There's no way to keep track of how many guns are shipped from Florida through the black market. However, a study conducted earlier this year by Columbia University found that Florida was a main supplier of guns smuggled illegally into New York City, an area with the nation's toughest gun laws. Howard Andrews, an associate clinical professor, says Florida gun dealers are some of the main suppliers for what he calls the "iron pipeline," an underground market where guns easily pass from Southern states with lax gun laws to those with tougher weapons restrictions. It's easy enough to fill a U-Haul full of weapons and send them up I-95.

With Florida's weak gun laws, there's little chance federal agents will know if a gunrunner is stockpiling weapons.

Federal law has long protected gun dealers, so much so that ATF agents are forbidden from inspecting gun shops more than once a year. Dealers inspected once know they have a year until the next visit. Instead, agents have tried to infiltrate the underground gun markets. Most ATF agents have addresses, pagers, and home towns devised for alter egos in the gun trade. "There's an old saying," Higgins says, "that you don't find swans in the gutter, and that's where we're spending most of our time."

Keith Andre Glaude fell into the gunrunning business simply because he was down on his luck. A drummer in a New York City jazz band, Glaude had been borrowing money from an old friend in his native Trinidad and Tobago for years. He ran into the guy while playing the drums in the island's Carnival parade back in 2001, and Clive Lancelot Small said it was time to cash in the old debt of $2,500. Without the money to pay him, Glaude, a bulky man of 48 with a gray beard that fills his face, agreed to pick up a few guns for Small in -- where else? -- South Florida.

The guns were destined for a Muslim extremist group, Small claimed, although the group later denied any connection to him. The radical faction was responsible for holding Trinidad and Tobago's prime minister and members of parliament hostage for five days in 1990. Harold Robertson, the consulate general in the Trinidad and Tobago government office in Miami, says the group is widely feared in his homeland. "This is a group responsible for the deaths of many people, including a relative of mine," Robertson said. "So what I would say about them would be inflamed and colored by that fact." Glaude was a member of the group until he left the island in the late 1980s, but he has claimed to know nothing about the destination of the guns. The pressure to pay off his debt was too strong for him to ask questions.
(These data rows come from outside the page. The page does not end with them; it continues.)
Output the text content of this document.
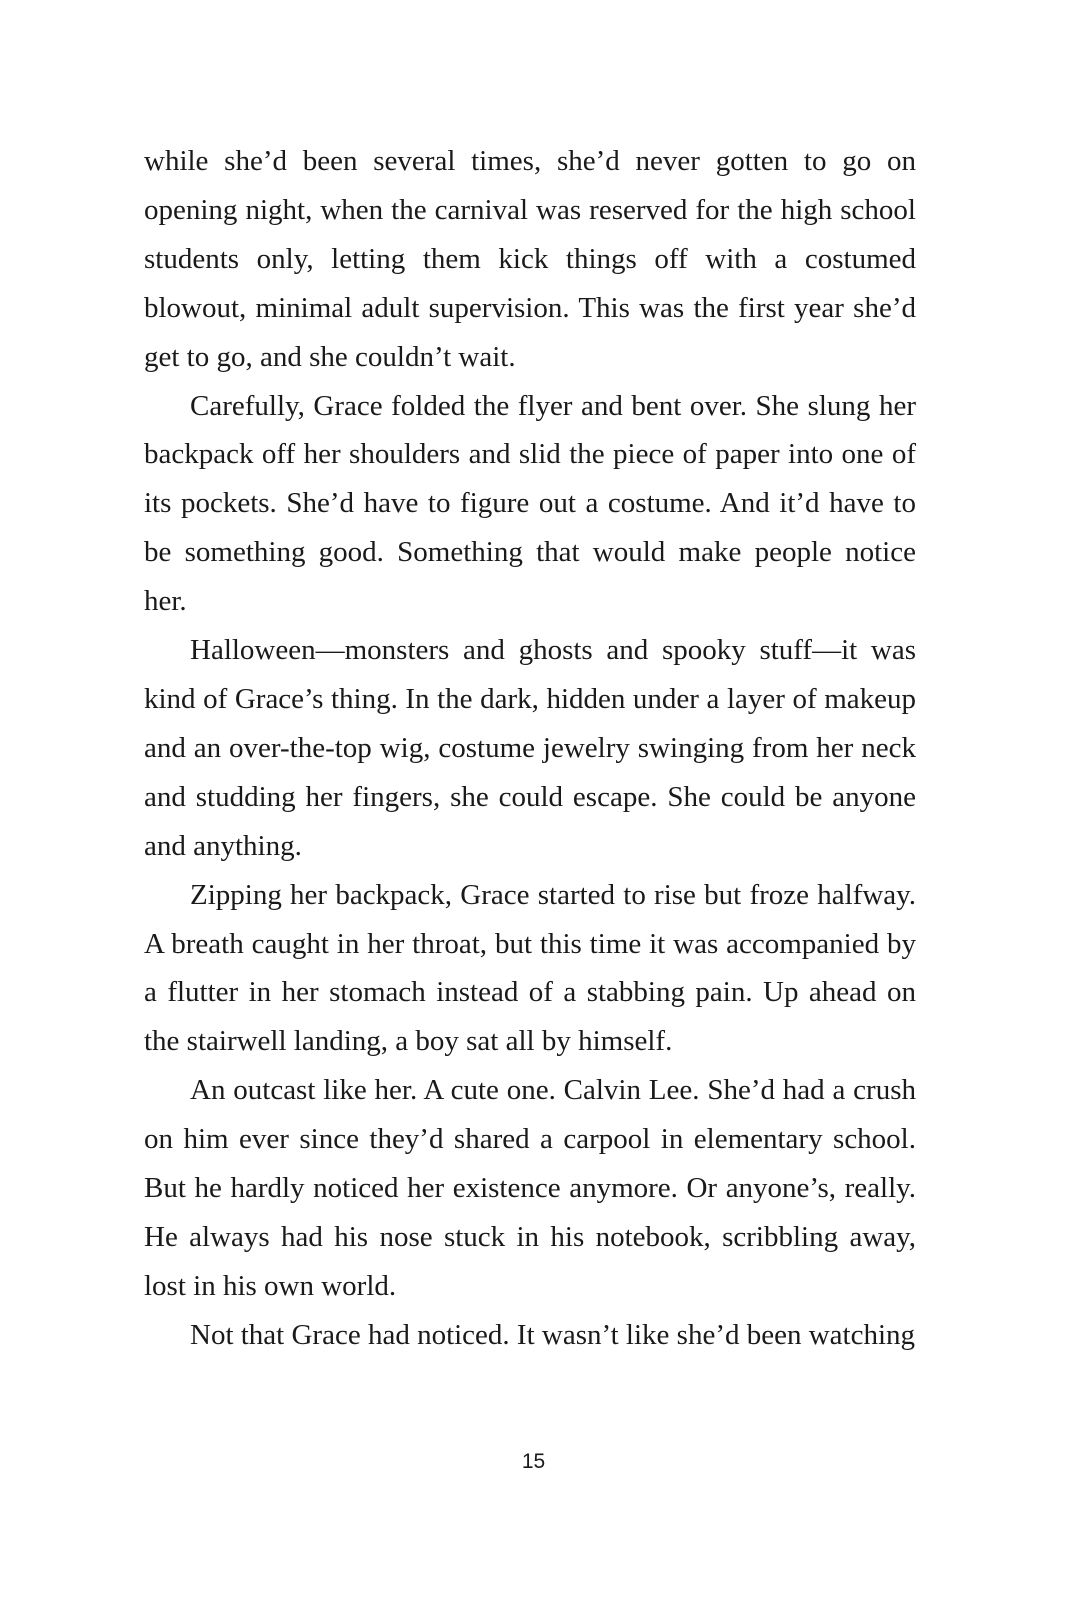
while she’d been several times, she’d never gotten to go on opening night, when the carnival was reserved for the high school students only, letting them kick things off with a costumed blowout, minimal adult supervision. This was the first year she’d get to go, and she couldn’t wait.

Carefully, Grace folded the flyer and bent over. She slung her backpack off her shoulders and slid the piece of paper into one of its pockets. She’d have to figure out a costume. And it’d have to be something good. Something that would make people notice her.

Halloween—monsters and ghosts and spooky stuff—it was kind of Grace’s thing. In the dark, hidden under a layer of makeup and an over-the-top wig, costume jewelry swinging from her neck and studding her fingers, she could escape. She could be anyone and anything.

Zipping her backpack, Grace started to rise but froze halfway. A breath caught in her throat, but this time it was accompanied by a flutter in her stomach instead of a stabbing pain. Up ahead on the stairwell landing, a boy sat all by himself.

An outcast like her. A cute one. Calvin Lee. She’d had a crush on him ever since they’d shared a carpool in elementary school. But he hardly noticed her existence anymore. Or anyone’s, really. He always had his nose stuck in his notebook, scribbling away, lost in his own world.

Not that Grace had noticed. It wasn’t like she’d been watching

15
Glaude's contact back in the states was a man who went by "Pena" and was actually an undercover ATF agent named Steve McKean. They met in May 2001 in the parking lot of a Hooters restaurant in Fort Lauderdale. McKean brought a fellow agent along for the meeting, and Glaude noticed a handgun strapped to the new guy's leg. Glaude got nervous, suspecting correctly that they were undercover cops. He called Small in Trinidad, and Small did some research on the mysterious Pena. Small began by writing a letter to a friend serving time in a federal prison in Elkton, Ohio, who was supposedly a friend of Pena's. The friend was actually a government informant who had long been working with U.S. authorities to break down terrorist rings in Trinidad and Tobago. Naturally, the man told Small not to worry about Pena.